The grandmother and daughter do not get along ever since the daughter's father died, some say the grandmother killed him. It has been years since they have seen each other. And when the twin boys show up at her house, it is the first time she has seen them. Initially she wants nothing to do with the boys or her daughter.

The grandmother is isolated from the world. No one visits her. There is no other mention of living family members, no friends or neighbors. There is an emptiness, a bleakness to her existence. The village is not unlike one you would find in a Bela Tarr film, much like the one presented in his final film, "The Turin Horse" (2012). The viewer can almost smell death around these characters.

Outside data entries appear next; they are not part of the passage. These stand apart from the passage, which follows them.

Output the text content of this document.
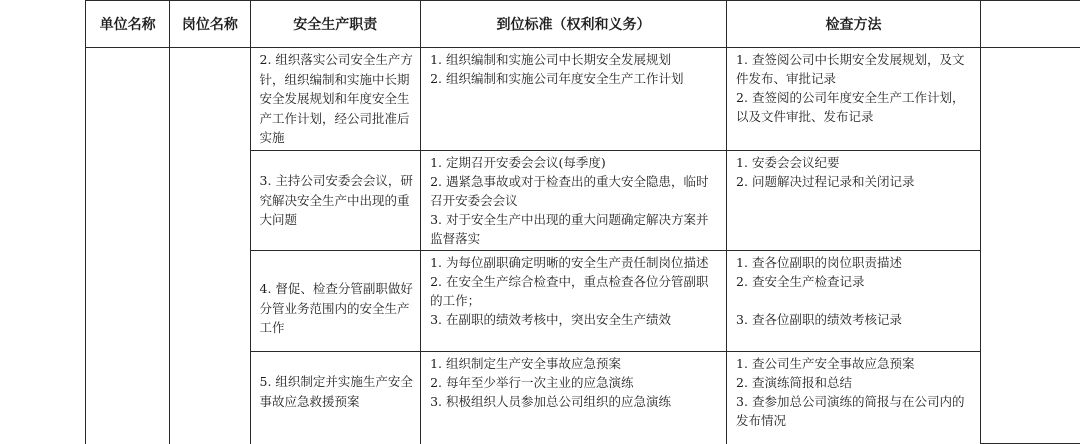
单位名称	岗位名称	安全生产职责	到位标准（权利和义务）	检查方法	

		2. 组织落实公司安全生产方针，组织编制和实施中长期安全发展规划和年度安全生产工作计划，经公司批准后实施	1. 组织编制和实施公司中长期安全发展规划
2. 组织编制和实施公司年度安全生产工作计划	1. 查签阅公司中长期安全发展规划，及文件发布、审批记录
2. 查签阅的公司年度安全生产工作计划，以及文件审批、发布记录	

		3. 主持公司安委会会议，研究解决安全生产中出现的重大问题	1. 定期召开安委会会议(每季度)
2. 遇紧急事故或对于检查出的重大安全隐患，临时召开安委会会议
3. 对于安全生产中出现的重大问题确定解决方案并监督落实	1. 安委会会议纪要
2. 问题解决过程记录和关闭记录	

		4. 督促、检查分管副职做好分管业务范围内的安全生产工作	1. 为每位副职确定明晰的安全生产责任制岗位描述
2. 在安全生产综合检查中，重点检查各位分管副职的工作；
3. 在副职的绩效考核中，突出安全生产绩效	1. 查各位副职的岗位职责描述
2. 查安全生产检查记录
3. 查各位副职的绩效考核记录	

		5. 组织制定并实施生产安全事故应急救援预案	1. 组织制定生产安全事故应急预案
2. 每年至少举行一次主业的应急演练
3. 积极组织人员参加总公司组织的应急演练	1. 查公司生产安全事故应急预案
2. 查演练简报和总结
3. 查参加总公司演练的简报与在公司内的发布情况	
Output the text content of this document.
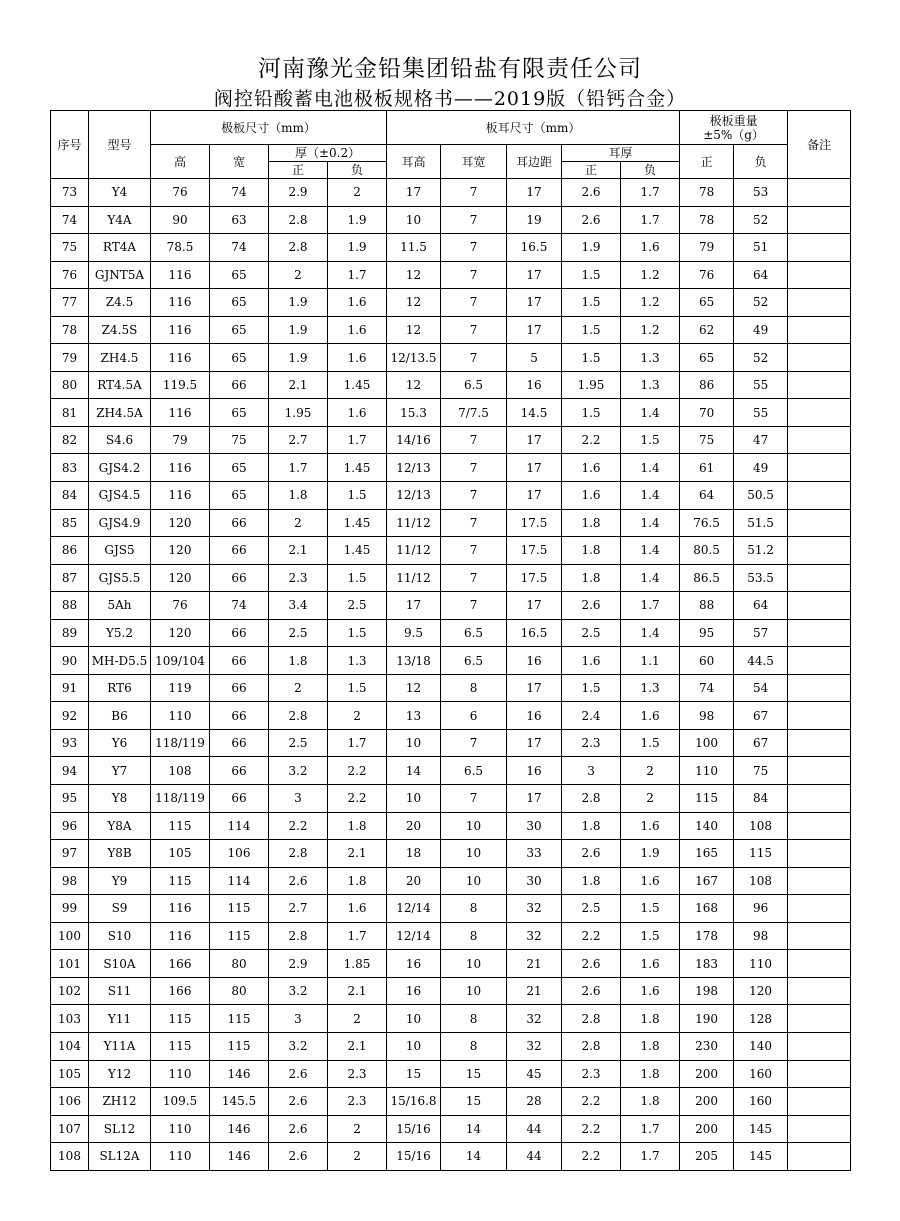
河南豫光金铅集团铅盐有限责任公司
阀控铅酸蓄电池极板规格书——2019版（铅钙合金）
序号	型号	极板尺寸（mm）				板耳尺寸（mm）					极板重量
±5%（g）		备注
		高	宽	厚（±0.2）		耳高	耳宽	耳边距	耳厚		正	负	
				正	负				正	负			
73	Y4	76	74	2.9	2	17	7	17	2.6	1.7	78	53	
74	Y4A	90	63	2.8	1.9	10	7	19	2.6	1.7	78	52	
75	RT4A	78.5	74	2.8	1.9	11.5	7	16.5	1.9	1.6	79	51	
76	GJNT5A	116	65	2	1.7	12	7	17	1.5	1.2	76	64	
77	Z4.5	116	65	1.9	1.6	12	7	17	1.5	1.2	65	52	
78	Z4.5S	116	65	1.9	1.6	12	7	17	1.5	1.2	62	49	
79	ZH4.5	116	65	1.9	1.6	12/13.5	7	5	1.5	1.3	65	52	
80	RT4.5A	119.5	66	2.1	1.45	12	6.5	16	1.95	1.3	86	55	
81	ZH4.5A	116	65	1.95	1.6	15.3	7/7.5	14.5	1.5	1.4	70	55	
82	S4.6	79	75	2.7	1.7	14/16	7	17	2.2	1.5	75	47	
83	GJS4.2	116	65	1.7	1.45	12/13	7	17	1.6	1.4	61	49	
84	GJS4.5	116	65	1.8	1.5	12/13	7	17	1.6	1.4	64	50.5	
85	GJS4.9	120	66	2	1.45	11/12	7	17.5	1.8	1.4	76.5	51.5	
86	GJS5	120	66	2.1	1.45	11/12	7	17.5	1.8	1.4	80.5	51.2	
87	GJS5.5	120	66	2.3	1.5	11/12	7	17.5	1.8	1.4	86.5	53.5	
88	5Ah	76	74	3.4	2.5	17	7	17	2.6	1.7	88	64	
89	Y5.2	120	66	2.5	1.5	9.5	6.5	16.5	2.5	1.4	95	57	
90	MH-D5.5	109/104	66	1.8	1.3	13/18	6.5	16	1.6	1.1	60	44.5	
91	RT6	119	66	2	1.5	12	8	17	1.5	1.3	74	54	
92	B6	110	66	2.8	2	13	6	16	2.4	1.6	98	67	
93	Y6	118/119	66	2.5	1.7	10	7	17	2.3	1.5	100	67	
94	Y7	108	66	3.2	2.2	14	6.5	16	3	2	110	75	
95	Y8	118/119	66	3	2.2	10	7	17	2.8	2	115	84	
96	Y8A	115	114	2.2	1.8	20	10	30	1.8	1.6	140	108	
97	Y8B	105	106	2.8	2.1	18	10	33	2.6	1.9	165	115	
98	Y9	115	114	2.6	1.8	20	10	30	1.8	1.6	167	108	
99	S9	116	115	2.7	1.6	12/14	8	32	2.5	1.5	168	96	
100	S10	116	115	2.8	1.7	12/14	8	32	2.2	1.5	178	98	
101	S10A	166	80	2.9	1.85	16	10	21	2.6	1.6	183	110	
102	S11	166	80	3.2	2.1	16	10	21	2.6	1.6	198	120	
103	Y11	115	115	3	2	10	8	32	2.8	1.8	190	128	
104	Y11A	115	115	3.2	2.1	10	8	32	2.8	1.8	230	140	
105	Y12	110	146	2.6	2.3	15	15	45	2.3	1.8	200	160	
106	ZH12	109.5	145.5	2.6	2.3	15/16.8	15	28	2.2	1.8	200	160	
107	SL12	110	146	2.6	2	15/16	14	44	2.2	1.7	200	145	
108	SL12A	110	146	2.6	2	15/16	14	44	2.2	1.7	205	145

The boys are terribly mistreated both verbally and physically by the grandmother. She never calls them by their names. She refers to them as "bastards", since she is of the opinion the boys really don't have a father and their mother is a whore. She beats the boys every morning in order to make sure they do their chores or else they do not get to eat. If they do not behave she will also lock them out of the house and they will have to sleep outside.

They never hear from the mother and keep a diary, a notebook, which their father gave them before leaving. He told them to write down everything they do and see. Their writings serve as the film's narration. We learn the boys have devised a plan of survival. The only way they will get through this ordeal with the grandmother and their new environment is by learning to accept pain. To be able to endure the hardships life throws at them and to learn to accept death and not be afraid of it.

At first the boys beat each other up, to the point they become bloody, next they kill animals and insects, they try to learn to do without food and to endure cold winters. But it is not only the winters which are cold. Soon the boys' hearts become cold. They have isolated themselves from their own emotions. This manages to impress a German solider (Ulrich Thomsen) who has taken over some of the grandmother's land. He feels the boys display a great discipline and strength.

The film, directed by Janos Szasz, is at times difficult to watch. It is amazing to see this transformation within these children. Life has dealt them a fatal blow and has turned them into monsters. Seeing nothing but cruelty and death around them their innocent childhood has been taken away from them. And there were probably many, many stories like this involving children during the war. Children separated from their families, learning to try to cope on their own.

Szasz and his cinematography, Christian Berger, who shot the Oscar winner, "The White Ribbon" (2009) and "Cache" (2005) have quite a good eye. The film is shot in black and white which adds a certain starkness to the film. Many shots of the empty landscape reflect the emptiness of these character's lives. But even in this small village the destruction of war will find them. You cannot escape death.

I have seen some very good Hungarian movies over the years at the Chicago International Film Festival. Not one of them was ever picked up for distribution in America. Not one! With those kind of odds, this film will probably not be released in America either. A shame. This is a very powerful film. A film which offers a very bleak hopeless message. We live in a world which produces violence and multiples it and soon we become so jaded by it, violence no longer shocks us, but, we embrace it.